How Many Battery Testers Does Your Shop Need

by | Apr 24, 2023 | Battery Tips, Servicing and Repairs | 0 comments

The shop is bustling. The moment you open the doors in the morning, a steady stream of customers flows in, each person looking to get their vehicle fixed or maintained. It’s hectic, but on good days, it moves like a symphony conducted by a world-renowned maestro. On less than stellar days, though, a constant flow of fidgety customers and impatient techs anxiously move around the service advisors’ desks.

This controlled chaos often occurs in the worst bottlenecks: from opening until about 10am, the lunchtime rush, and toward the end of the day.
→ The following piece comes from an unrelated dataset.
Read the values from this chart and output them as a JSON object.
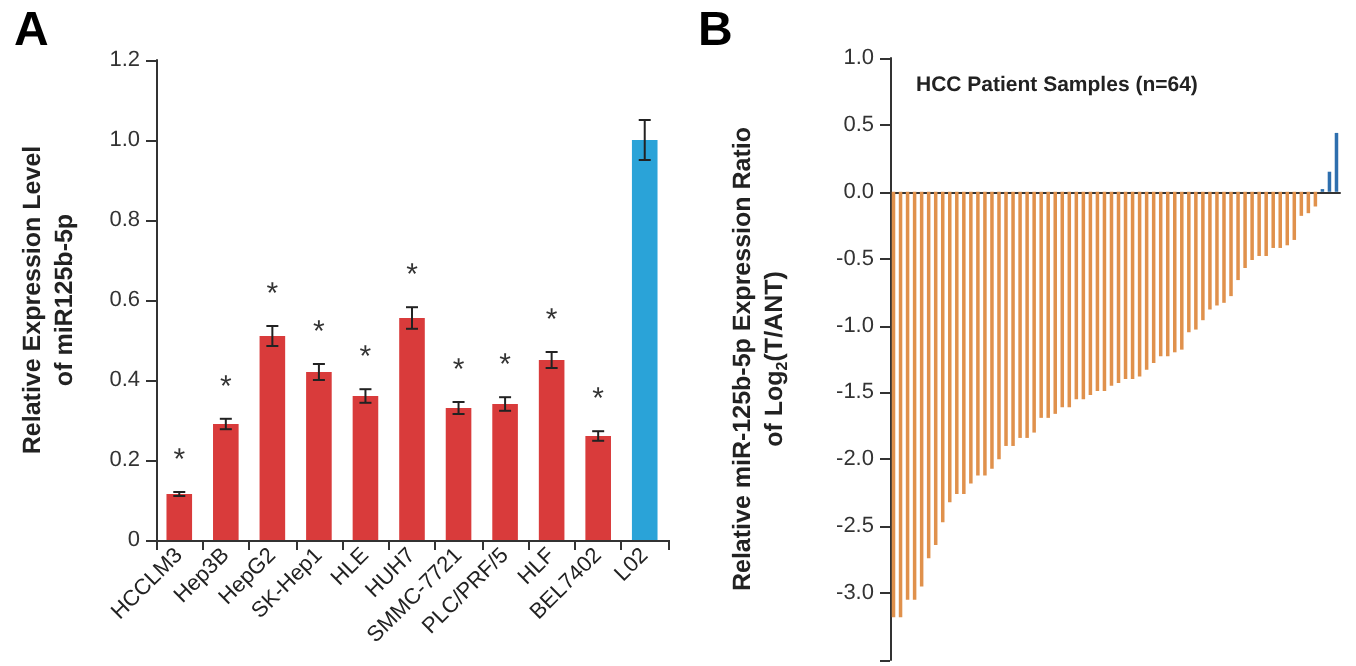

These are the moments that your shop needs to be prepared to handle with the right processes, the right staffing, and the right equipment.

If your plan is to test every vehicle’s battery every time it arrives at the shop – and it should be – then you probably have felt the traffic jam due to a search for battery testers. Whether it’s your advisors, support staff, or technicians who perform the battery test, it’s during these busy times that they seem to be missing in action.

Do you have enough battery testers for your shop? If someone is always complaining that it’s too hard to find a tester, the bottleneck might be because you don’t have the right number for the size of your shop. Here are some best practices for equipping your shop properly.

How Many ‘Basic’ Battery Testers Do You Need?

A basic battery tester uses conductance technology to get a quick picture into a battery’s health. It applies a micro load to the battery for only a few seconds and creates a highly accurate snapshot of the battery’s ability to perform starting events.

These are the types of battery testers that are most common among dealerships and repair shops all over the world. The full test takes about a minute or less to perform, and it identifies problems where the cranking amperage is less than what it should be.

Along with diagnosing bad batteries, these testers are ideal for providing peace of mind to car owners. When they see the results on the tester’s screen or on the printout, they’re more confident not just that their battery is alright, but that the shop is looking after them and their vehicle extremely well.

Naturally, these testers are going to be in the highest supply throughout your shop.

  • For express bays or quick lubes, there should be one ‘basic’ battery tester per lane. These lanes see the most traffic, typically one vehicle every 15 to 20 minutes when it’s busy, and there’s no time to wait for a tester.
  • For the service drive and general technician bays, it’s a good plan to have one basic tester per two bays. Techs generally spend more time with vehicles in these bays, so test frequencies are at a slower rate.
  • For specialized techs, you might be able to spread one tester among four technicians. Since they usually aren’t the only tech working on the vehicle, like a front end or alignment tech, or they spend hours per vehicle like a transmission tech, odds are that the demand for the tester is much lower.

How Many Diagnostic Battery Testers Should You Have?

However, your shop also needs more advanced battery testers on hand in addition to the conductance-only test equipment. Diagnostic battery testers perform more in-depth tests to determine issues related to reserve capacity or charge acceptance. These tests aren’t necessary, in most cases, unless the car owner is experiencing symptoms that center on the starting, charging, or electrical systems. They also need a power source to plug into.

These comprehensive testers are a more costly investment, of course, but they’re necessary. Do you need as many? No. Since only technicians that are performing diag-related tasks will be using them, a small or medium-sized shop – say, up to eight bays – will probably find one is enough. For shops with more than eight bays, add a diagnostic battery tester for every additional eight techs.

What Happens When You Don’t Have Sufficient Test Equipment?

If you’re short of these battery tester benchmarks, it might not seem like an issue. Remember, though, that you’re planning for the busiest times, not just average business days. What happens if there aren’t enough testers on hand during peak times?

First, you’ll notice that test printouts aren’t getting attached to your ROs, and that’s because the tests aren’t getting performed in at service check-in on every vehicle. While you might not be missing many bad batteries during a short busy spell, your customers also aren’t getting the reassurance that they’re battery is good.

Second, a flat rate technician that’s frustrated they can’t find a battery tester when they need it won’t wait. The vehicle could be put on hold and kicked out the door until later, or the multipoint inspection could be completed with N/A written in the battery condition line. Obviously, that’s not ideal, and it leaves the door open to sending a customer home with a weak or failing battery when it should’ve been caught.

Third, there’s the situation of human error. Handheld battery testers contain a rechargeable battery, but what happens when a tech or service advisor innocently forgets to put it on the charger overnight? Now you’re trying to make do with one less tester the next morning during the busiest time when you’re already stretched thin on test equipment.

Test Equipment is an Investment

Compared to an individual battery sale and the related installation cost, test equipment is expensive. But bigger picture, it’s not only about identifying and selling batteries – testing each one is also about creating an environment where customers can be confident they’re being taken care of in the best possible way on every single visit.

Over the lifespan of a battery tester, it will pay itself off many times over with the number of battery sales it leads to. But the immeasurable benefit is the customer loyalty it helps to foster.